A ascendência judia de Dreyfus parece ser apenas acessorial para contar uma narrativa sobre acusação, injustiça e a reputação de um homem. A etnia da vítima da história não é centro das discussões e aqui nos perguntamos se Polanski escolheu contar esse caso por também ser judeu, como se todo o resto já não nos dissesse que o cineasta se identifica com o personagem histórico. O protagonismo da obra fica nas mãos do professor e coronel Georges Picquart (Jean Dujardin), apresentado como um homem de nobreza e caráter ímpar, que ao assumir um posto hierárquico maior e perceber as contradições na condenação do ex-aluno, navega na contra-mão do alto escalão do exército para defender aquilo que é certo. Fica deveras claro que o personagem não age ideologicamente, mas por moral.


Assim, o filme se inicia com uma cena humilhante retratando a prisão de Drayfus e termina com sua absolvição, embora não nos termos que o próprio gostaria. Não obstante, é explícito que independente do parecer da justiça, o prestígio do personagem - que nunca foi muito alto devido ao preconceito - jamais voltará a ser o mesmo. Seja pela refusa da instituição militar de assumir seus erros (também temendo uma queda em sua reputação e autoridade), seja pela dificuldade de desmentir algo que uma vez foi pregado como verdade. A intenção do diretor em discutir as consequências de um “cancelamento” público é óbvia. E vai muito além do fator de culpa. Estranho é que um profissional com tantos exemplos de brilhantismo em seu portfólio, como Chinatown, O Bebê de Rosemary e Deus da Carnificina, seja premiado com o César de direção por um trabalho tão insosso.

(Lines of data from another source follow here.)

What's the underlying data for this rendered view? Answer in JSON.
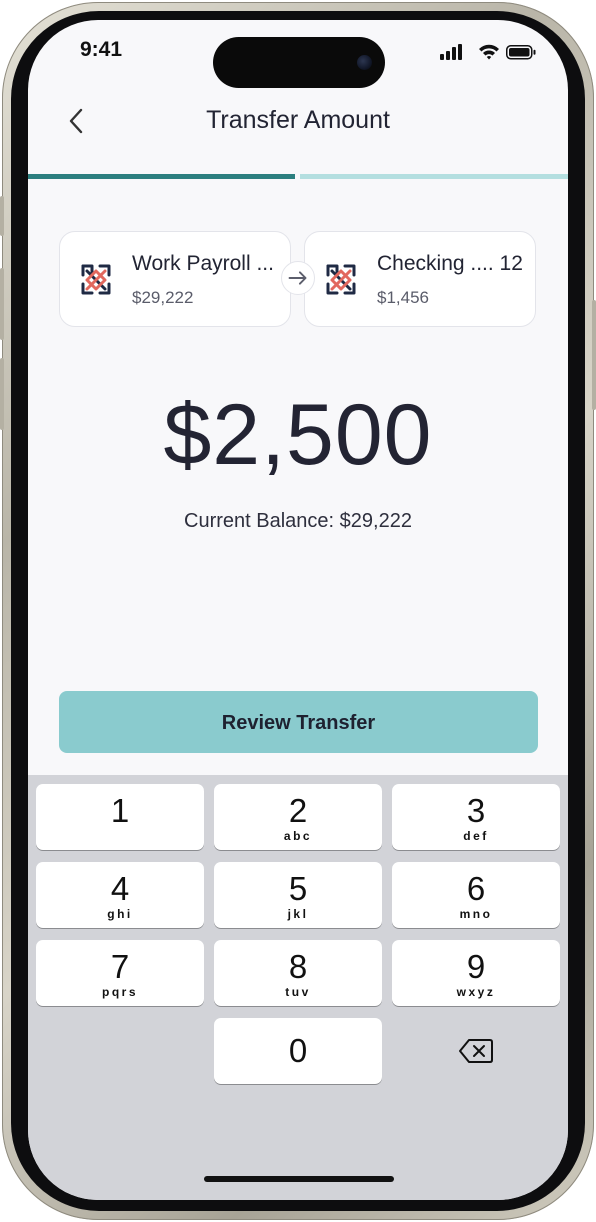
{
  "status_bar": {
    "time": "9:41"
  },
  "header": {
    "title": "Transfer Amount",
    "back_icon": "chevron-left-icon"
  },
  "progress": {
    "step": 1,
    "total_steps": 2
  },
  "accounts": {
    "from": {
      "name": "Work Payroll ...",
      "balance": "$29,222",
      "icon": "bank-logo-icon"
    },
    "to": {
      "name": "Checking .... 12",
      "balance": "$1,456",
      "icon": "bank-logo-icon"
    },
    "arrow_icon": "arrow-right-icon"
  },
  "amount": "$2,500",
  "current_balance": "Current Balance: $29,222",
  "review_button": "Review Transfer",
  "keypad": {
    "keys": [
      {
        "digit": "1",
        "letters": ""
      },
      {
        "digit": "2",
        "letters": "abc"
      },
      {
        "digit": "3",
        "letters": "def"
      },
      {
        "digit": "4",
        "letters": "ghi"
      },
      {
        "digit": "5",
        "letters": "jkl"
      },
      {
        "digit": "6",
        "letters": "mno"
      },
      {
        "digit": "7",
        "letters": "pqrs"
      },
      {
        "digit": "8",
        "letters": "tuv"
      },
      {
        "digit": "9",
        "letters": "wxyz"
      },
      {
        "digit": "0",
        "letters": ""
      }
    ],
    "delete_icon": "backspace-icon"
  },
  "colors": {
    "accent": "#2c7f7f",
    "accent_light": "#b4dfe0",
    "button": "#8acbce",
    "logo_navy": "#1f2a44",
    "logo_coral": "#e2685e"
  }
}
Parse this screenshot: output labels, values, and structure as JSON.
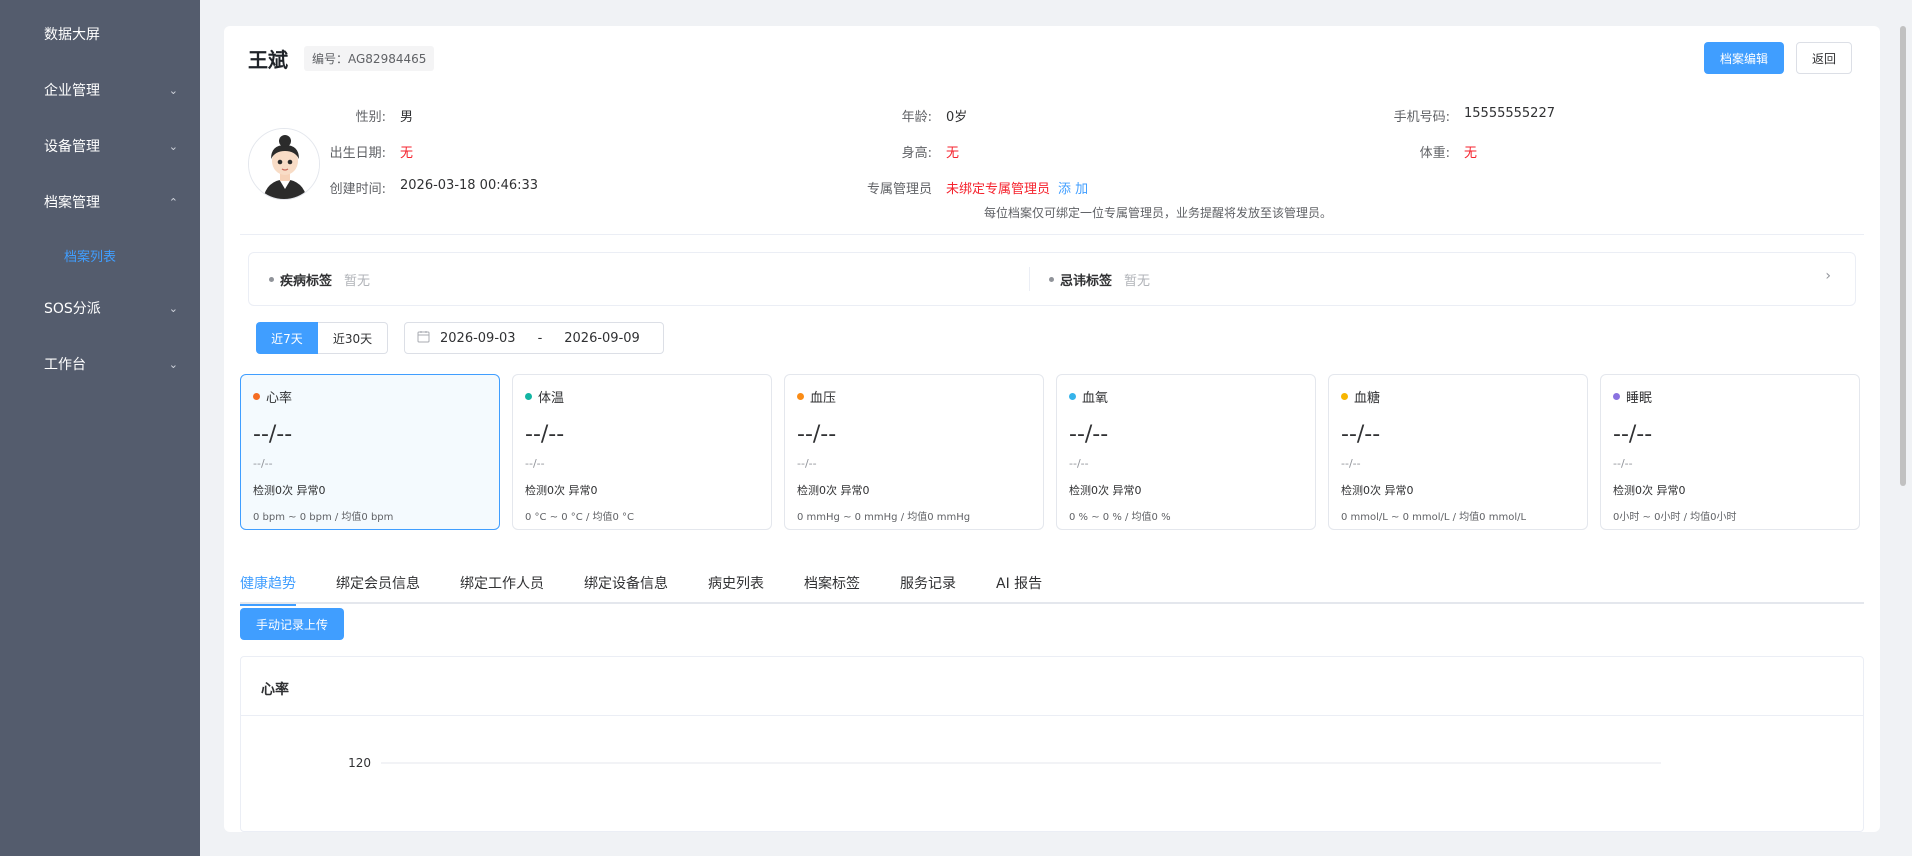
{
  "sidebar": {
    "items": [
      {
        "label": "数据大屏",
        "chevron": ""
      },
      {
        "label": "企业管理",
        "chevron": "⌄"
      },
      {
        "label": "设备管理",
        "chevron": "⌄"
      },
      {
        "label": "档案管理",
        "chevron": "⌃"
      },
      {
        "label": "档案列表"
      },
      {
        "label": "SOS分派",
        "chevron": "⌄"
      },
      {
        "label": "工作台",
        "chevron": "⌄"
      }
    ]
  },
  "profile": {
    "name": "王斌",
    "id_label": "编号：AG82984465",
    "edit_button": "档案编辑",
    "back_button": "返回",
    "fields": {
      "gender_label": "性别:",
      "gender": "男",
      "age_label": "年龄:",
      "age": "0岁",
      "phone_label": "手机号码:",
      "phone": "15555555227",
      "birth_label": "出生日期:",
      "birth": "无",
      "height_label": "身高:",
      "height": "无",
      "weight_label": "体重:",
      "weight": "无",
      "created_label": "创建时间:",
      "created": "2026-03-18 00:46:33",
      "manager_label": "专属管理员",
      "manager": "未绑定专属管理员",
      "manager_add": "添 加"
    },
    "hint": "每位档案仅可绑定一位专属管理员，业务提醒将发放至该管理员。"
  },
  "tags": {
    "disease_title": "疾病标签",
    "disease_value": "暂无",
    "taboo_title": "忌讳标签",
    "taboo_value": "暂无",
    "arrow": "›"
  },
  "filter": {
    "range_7": "近7天",
    "range_30": "近30天",
    "calendar_icon": "calendar-icon",
    "date_start": "2026-09-03",
    "date_sep": "-",
    "date_end": "2026-09-09"
  },
  "metrics": [
    {
      "name": "心率",
      "color": "#f56c23",
      "value": "--/--",
      "sub": "--/--",
      "count": "检测0次  异常0",
      "range": "0 bpm ~ 0 bpm / 均值0 bpm"
    },
    {
      "name": "体温",
      "color": "#13b5a3",
      "value": "--/--",
      "sub": "--/--",
      "count": "检测0次  异常0",
      "range": "0 °C ~ 0 °C / 均值0 °C"
    },
    {
      "name": "血压",
      "color": "#fa8c16",
      "value": "--/--",
      "sub": "--/--",
      "count": "检测0次  异常0",
      "range": "0 mmHg ~ 0 mmHg / 均值0 mmHg"
    },
    {
      "name": "血氧",
      "color": "#36b3ea",
      "value": "--/--",
      "sub": "--/--",
      "count": "检测0次  异常0",
      "range": "0 % ~ 0 % / 均值0 %"
    },
    {
      "name": "血糖",
      "color": "#f7b500",
      "value": "--/--",
      "sub": "--/--",
      "count": "检测0次  异常0",
      "range": "0 mmol/L ~ 0 mmol/L / 均值0 mmol/L"
    },
    {
      "name": "睡眠",
      "color": "#8a72e0",
      "value": "--/--",
      "sub": "--/--",
      "count": "检测0次  异常0",
      "range": "0小时 ~ 0小时 / 均值0小时"
    }
  ],
  "tabs": [
    "健康趋势",
    "绑定会员信息",
    "绑定工作人员",
    "绑定设备信息",
    "病史列表",
    "档案标签",
    "服务记录",
    "AI 报告"
  ],
  "upload_button": "手动记录上传",
  "chart_data": {
    "type": "line",
    "title": "心率",
    "yticks": [
      "120"
    ],
    "series": []
  }
}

O Oficial e o Espião é um filme impecável do ponto de vista técnico. A direção e fotografia não pecam e o design de produção é de encher os olhos. Contudo, ao mesmo tempo que os primeiros não cometem erros, também não entregam nada demais. E o roteiro deixa a desejar com sua falta de dinamismo e clareza na contagem de uma história que atravessa tantos anos. Além de antiética, a entrega deste prêmio foi, no mínimo, infundada.